Лейтенантами не рождаются - страница 39

стр.

А пока я, раненный, вместе с фрицами и «макаронниками» вел «наступление» на запад в одном с ними вагоне, не представляя своей судьбы.

Поезд направлялся в Горловку, так назывался у нас город Сталино. Ночью на каком-то разъезде около угольных терриконов поезд встал, шел налет наших ночных бомбардировщиков. Бомбы рвались где-то впереди состава, горели вагоны с боеприпасами, сверкало огромное пламя, и беспрерывно слышались взрывы вагонов и цистерн с горючим.

Все, кто мог ходить, разбежались из вагона, я подполз к открытой двери и с тоской смотрел на происходящие события. Бомбежка наших бомбардировщиков вызывала радость, страха не было. Но все быстро закончилось, самолеты улетели, впереди догорали вагоны. Вскоре разбежавшиеся немцы стали возвращаться в вагоны. Часа через три наш состав начал медленно двигаться вперед. По обеим сторонам дороги горели какие-то постройки и уголь в отвалах. От смрада и копоти в вагоне было трудно дышать. По настроению немцев было видно, что они рады тому, что остались живыми в этой суматохе.

Под стук колес задремал. Где-то под утро поезд остановился, сильно стукнула дверь, и я проснулся. В открытую дверь потянуло холодом. Было слышно, как от ночного мороза скрипел снег под сапогами бегавших фрицев. Я понял, что мы прибыли в какой-то пункт, где у немцев расположен прифронтовой госпиталь. Вскоре начали подходить грузовые машины к вагонам и все, кто мог ходить, пересаживались в них.

Невольно пришла мысль, а какова же будет моя судьба сейчас? Пока машина отвозила раненных фрицев, подполз к открытой двери и осмотрелся: впереди внушительного вида черное здание, видимо, госпиталь.

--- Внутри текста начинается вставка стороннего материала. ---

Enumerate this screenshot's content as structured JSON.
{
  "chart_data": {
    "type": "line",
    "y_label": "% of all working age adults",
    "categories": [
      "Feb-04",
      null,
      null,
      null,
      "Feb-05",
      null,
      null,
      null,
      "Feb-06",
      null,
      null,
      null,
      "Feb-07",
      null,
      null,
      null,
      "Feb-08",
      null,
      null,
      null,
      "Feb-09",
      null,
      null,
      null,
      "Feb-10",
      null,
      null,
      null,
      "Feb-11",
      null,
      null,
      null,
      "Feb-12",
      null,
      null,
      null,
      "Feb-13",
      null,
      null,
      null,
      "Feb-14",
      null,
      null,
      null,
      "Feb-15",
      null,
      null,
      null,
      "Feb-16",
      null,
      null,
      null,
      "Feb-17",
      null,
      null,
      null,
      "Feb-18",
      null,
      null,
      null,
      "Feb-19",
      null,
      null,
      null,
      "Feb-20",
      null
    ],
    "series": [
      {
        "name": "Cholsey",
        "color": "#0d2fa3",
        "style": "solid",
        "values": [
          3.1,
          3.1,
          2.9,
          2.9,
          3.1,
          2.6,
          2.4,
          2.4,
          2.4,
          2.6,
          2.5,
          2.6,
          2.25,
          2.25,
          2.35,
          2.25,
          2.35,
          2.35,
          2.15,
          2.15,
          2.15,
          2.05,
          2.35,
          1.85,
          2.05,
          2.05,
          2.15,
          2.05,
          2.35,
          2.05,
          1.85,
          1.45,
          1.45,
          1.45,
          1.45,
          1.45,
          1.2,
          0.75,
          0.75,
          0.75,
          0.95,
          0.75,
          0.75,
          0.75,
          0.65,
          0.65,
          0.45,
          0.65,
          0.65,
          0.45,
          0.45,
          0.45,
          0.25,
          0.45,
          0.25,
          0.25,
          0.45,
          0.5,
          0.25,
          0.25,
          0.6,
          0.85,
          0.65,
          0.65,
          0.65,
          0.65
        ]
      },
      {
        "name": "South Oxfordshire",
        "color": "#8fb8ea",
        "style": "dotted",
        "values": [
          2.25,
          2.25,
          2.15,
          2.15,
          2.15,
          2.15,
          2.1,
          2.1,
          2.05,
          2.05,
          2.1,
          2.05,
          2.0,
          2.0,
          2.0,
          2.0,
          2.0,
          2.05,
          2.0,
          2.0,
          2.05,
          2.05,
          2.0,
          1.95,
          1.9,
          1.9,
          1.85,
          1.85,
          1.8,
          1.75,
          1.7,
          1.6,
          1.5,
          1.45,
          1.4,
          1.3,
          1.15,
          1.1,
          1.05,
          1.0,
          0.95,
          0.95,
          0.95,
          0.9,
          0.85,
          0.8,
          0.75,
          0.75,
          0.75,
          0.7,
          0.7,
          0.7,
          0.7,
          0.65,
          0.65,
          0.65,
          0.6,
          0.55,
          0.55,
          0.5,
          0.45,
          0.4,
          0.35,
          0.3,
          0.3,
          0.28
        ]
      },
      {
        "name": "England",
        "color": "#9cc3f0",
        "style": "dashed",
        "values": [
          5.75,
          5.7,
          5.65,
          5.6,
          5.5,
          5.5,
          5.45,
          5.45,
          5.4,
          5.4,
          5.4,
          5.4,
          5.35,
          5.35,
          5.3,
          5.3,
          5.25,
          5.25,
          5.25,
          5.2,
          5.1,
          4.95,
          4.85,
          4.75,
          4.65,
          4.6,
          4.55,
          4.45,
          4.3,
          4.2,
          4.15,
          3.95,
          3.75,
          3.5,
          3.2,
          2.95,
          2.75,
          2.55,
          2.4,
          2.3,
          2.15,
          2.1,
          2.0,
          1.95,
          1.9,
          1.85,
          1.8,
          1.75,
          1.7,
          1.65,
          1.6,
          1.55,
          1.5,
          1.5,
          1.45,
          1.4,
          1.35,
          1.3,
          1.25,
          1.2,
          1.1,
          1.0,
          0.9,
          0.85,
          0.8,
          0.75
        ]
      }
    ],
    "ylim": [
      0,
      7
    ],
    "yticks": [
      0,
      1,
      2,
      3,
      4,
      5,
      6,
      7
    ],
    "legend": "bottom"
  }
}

Закончив разгрузку, немцы проверяли вагоны и забирали оставшихся, кто не мог ходить. Заглянули и в мой вагон. Осветив фонарем, немцы глядя на меня, удивленно переглянулись и что-то быстро залопотали. Один из них спросил, кто я? Румын, мадьяр? Я ответил — русский.

— Из армии Власова?

— Нет, Советской Армии.

— Пленный?

— Да.

Немцы еще раз переглянулись, потом один из них побежал, видимо, к старшему офицеру. Пока он бегал, я подумал, что вот и настал мой час: выбросят меня из вагона в снег и здесь же в поле «шлепнут». Все это было вполне логично. Внутренне я к этому приготовился, «геройства» проявить не мог, как это можно было видеть в кинофильмах, но страха перед смертью не было и, вот что странно, даже не было ненависти к немцам в этот период. Видимо, сказывался русский характер — терпеливо переносить невзгоды, а там, если будем живы, может быть, еще и повоюем. Как правило, настоящие россияне всегда медленно запрягали, но зато любили быструю езду. Недаром Н.В. Гоголь писал: «… тройка, птица-тройка, знать у русского народа ты могла только родиться…».

К моему удивлению, машина подошла задним бортом к вагону, я переполз в нее, и мы поехали. Из разговора немцев понял, что это город Сталино, центр всесоюзной кочегарки, так советский народ воспринимал этот город. Везли меня не то в лагерь военнопленных, не то в госпиталь военнопленных, этого я не разобрал. Проехали весь город и на другой его окраине въехали во двор, обнесенный высоким забором из колючей проволоки со сторожевыми вышками.

Итак, судьба меня привела в «экспериментальный» госпиталь для советских военнопленных, немецких холуев из зондеркоманды, как правило, украинцев и полицаев в большинстве случаев из «западенцев», так называемых западных украинцев.

Это был, действительно, госпиталь, по тем меркам его можно назвать даже хорошим. В палатах чисто, каждому кровать с чистым бельем, подушкой. В палатах работали санитары из военнопленных. Почему же он экспериментальный? Да только потому, что возглавлял его, т. е. был главным врачом и главным хирургом, какой-то отпрыск крупного немецкого босса, студент медицинского факультета. Этот студентишка, не закончив еще обучения, получил от своих родителей такую экспериментальную базу, о которой в другое время и мечтать было нельзя.

Два раза в неделю у него был «мясной» день. За день он успевал прооперировать 5–6 военнопленных. Пластал, как говорится, направо и налево. Половина из них умирала сразу, вторую половину он дня через два отправлял в «душегубку», на свалку, одного или двоих только пытался лечить, как мог, и кормил при этом неплохо. Ответственности ни перед кем не нес. Бывало время, когда у этого «экспериментатора» в «мясные» дни не было интересного «материала», тогда он делал обход, выбирал кого-либо из здоровых военнопленных и приказывал готовить к операции. Все, кто проходил через его руки, как правило, были еще и кастрированы.